Tuttavia, per il consulente, “non è possibile stabilire una chiara, altamente plausibile, relazione di causa-effetto tra tali comportamenti e l’evoluzione clinica sfavorevole ed il successivo decesso del signor G. S. poiché a) non è certo che una diversa condotta avrebbe prodotto un diverso esito clinico, b) il ritardo nel trasferimento alla Neurochirurgia non sembra aver condizionato un’evoluzione peggiorativa del quadro clinico poiché dopo il trattamento neurochirurgico di evacuazione il paziente ha presentato un miglioramento dello stato neurologico, recuperando la capacità di respiro spontaneo.
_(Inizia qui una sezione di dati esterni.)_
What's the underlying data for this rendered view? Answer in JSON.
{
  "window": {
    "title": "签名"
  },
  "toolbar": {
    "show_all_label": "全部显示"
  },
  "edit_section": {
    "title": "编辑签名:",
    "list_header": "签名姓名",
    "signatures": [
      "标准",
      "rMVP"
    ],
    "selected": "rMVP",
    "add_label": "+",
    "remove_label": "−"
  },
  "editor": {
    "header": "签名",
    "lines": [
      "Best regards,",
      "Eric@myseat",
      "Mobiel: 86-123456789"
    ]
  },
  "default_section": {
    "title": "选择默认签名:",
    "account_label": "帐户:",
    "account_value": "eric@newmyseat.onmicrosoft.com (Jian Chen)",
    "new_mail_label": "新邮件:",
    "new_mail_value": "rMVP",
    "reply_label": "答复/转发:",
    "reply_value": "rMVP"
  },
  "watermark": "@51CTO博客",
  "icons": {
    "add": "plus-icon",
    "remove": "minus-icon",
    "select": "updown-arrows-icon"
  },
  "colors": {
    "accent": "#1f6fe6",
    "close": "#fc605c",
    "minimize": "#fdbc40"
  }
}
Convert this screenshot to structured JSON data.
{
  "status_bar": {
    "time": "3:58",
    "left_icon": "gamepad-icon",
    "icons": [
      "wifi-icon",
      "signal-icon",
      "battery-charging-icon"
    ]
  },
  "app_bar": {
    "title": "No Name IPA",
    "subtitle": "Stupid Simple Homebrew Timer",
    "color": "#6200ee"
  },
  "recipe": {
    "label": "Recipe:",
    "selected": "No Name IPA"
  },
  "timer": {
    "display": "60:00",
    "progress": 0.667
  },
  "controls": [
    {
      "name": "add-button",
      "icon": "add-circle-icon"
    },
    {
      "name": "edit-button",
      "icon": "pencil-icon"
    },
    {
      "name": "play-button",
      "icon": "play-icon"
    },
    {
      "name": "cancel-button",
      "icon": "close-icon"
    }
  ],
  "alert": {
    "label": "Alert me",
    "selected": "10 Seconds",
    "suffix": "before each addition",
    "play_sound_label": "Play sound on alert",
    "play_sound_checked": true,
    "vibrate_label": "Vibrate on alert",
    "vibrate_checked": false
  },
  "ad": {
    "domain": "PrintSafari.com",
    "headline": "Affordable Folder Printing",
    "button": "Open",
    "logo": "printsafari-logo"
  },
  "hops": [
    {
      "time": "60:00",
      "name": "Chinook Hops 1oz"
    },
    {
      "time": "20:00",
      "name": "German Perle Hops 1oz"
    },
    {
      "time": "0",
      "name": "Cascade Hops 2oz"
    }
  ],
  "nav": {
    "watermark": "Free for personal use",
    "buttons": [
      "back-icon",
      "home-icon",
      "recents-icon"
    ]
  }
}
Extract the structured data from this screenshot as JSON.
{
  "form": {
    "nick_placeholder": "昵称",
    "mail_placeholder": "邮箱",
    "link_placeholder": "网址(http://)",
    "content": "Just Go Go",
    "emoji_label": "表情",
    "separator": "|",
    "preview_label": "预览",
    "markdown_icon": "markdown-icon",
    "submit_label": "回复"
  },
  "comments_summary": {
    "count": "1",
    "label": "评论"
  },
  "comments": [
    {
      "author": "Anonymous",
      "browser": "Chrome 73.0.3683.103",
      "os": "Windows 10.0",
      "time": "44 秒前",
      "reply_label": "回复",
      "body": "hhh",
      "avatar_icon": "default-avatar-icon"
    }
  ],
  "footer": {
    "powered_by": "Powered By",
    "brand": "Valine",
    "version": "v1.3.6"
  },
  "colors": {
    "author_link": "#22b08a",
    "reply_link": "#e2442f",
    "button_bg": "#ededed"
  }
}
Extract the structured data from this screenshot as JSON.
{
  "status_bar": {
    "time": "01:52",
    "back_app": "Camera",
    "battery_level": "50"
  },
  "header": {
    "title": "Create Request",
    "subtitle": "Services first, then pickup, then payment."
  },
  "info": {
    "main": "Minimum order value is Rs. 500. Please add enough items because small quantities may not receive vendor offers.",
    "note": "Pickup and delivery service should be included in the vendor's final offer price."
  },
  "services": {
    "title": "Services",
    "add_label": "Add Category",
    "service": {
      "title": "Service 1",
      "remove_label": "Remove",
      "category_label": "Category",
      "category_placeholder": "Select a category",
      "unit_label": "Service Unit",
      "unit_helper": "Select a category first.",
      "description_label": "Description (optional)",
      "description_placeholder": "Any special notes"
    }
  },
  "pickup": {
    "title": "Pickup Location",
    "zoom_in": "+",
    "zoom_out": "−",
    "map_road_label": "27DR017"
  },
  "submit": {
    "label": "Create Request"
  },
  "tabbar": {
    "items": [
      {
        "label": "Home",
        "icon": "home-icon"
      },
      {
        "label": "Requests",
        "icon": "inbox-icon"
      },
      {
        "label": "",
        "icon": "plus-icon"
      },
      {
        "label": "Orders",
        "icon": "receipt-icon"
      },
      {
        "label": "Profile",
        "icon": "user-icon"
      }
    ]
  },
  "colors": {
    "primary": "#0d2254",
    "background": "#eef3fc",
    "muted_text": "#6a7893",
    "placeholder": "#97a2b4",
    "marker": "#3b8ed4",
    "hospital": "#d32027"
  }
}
Il tempo trascorso cioè non ha condizionato l’irreversibilità del danno indotto dall’ematoma”.

Per il consulente, quindi, “non è possibile ragionevolmente e con elevata probabilità stabilire, come la normativa per l’attribuzione di colpa professionale richiede, che gli errori rilevati nella gestione clinica del paziente abbiano contribuito al deterioramento delle condizioni cliniche ed al decesso dello stesso né che un diverso comportamento dei sanitari o un più tempestivo accesso al trattamento chirurgico, avrebbero potuto condizionare un migliore esito clinico.

Pertanto, non potendosi rilevare elementi di colpa, cade il presupposto del risarcimento del danno a carico dei sanitari e dell’Asp.

Il giudice conclude affermando che “le conclusioni del consulente tecnico vengono interamente condivise dal tribunale, ciò che impone, in carenza di prova del nesso di causalità tra la condotta dei sanitari del pronto soccorso dell’ospedale Cimino (pur censurabile, per quanto esposto) ed il successivo decesso di G. S., il rigetto della richiesta di risarcimento.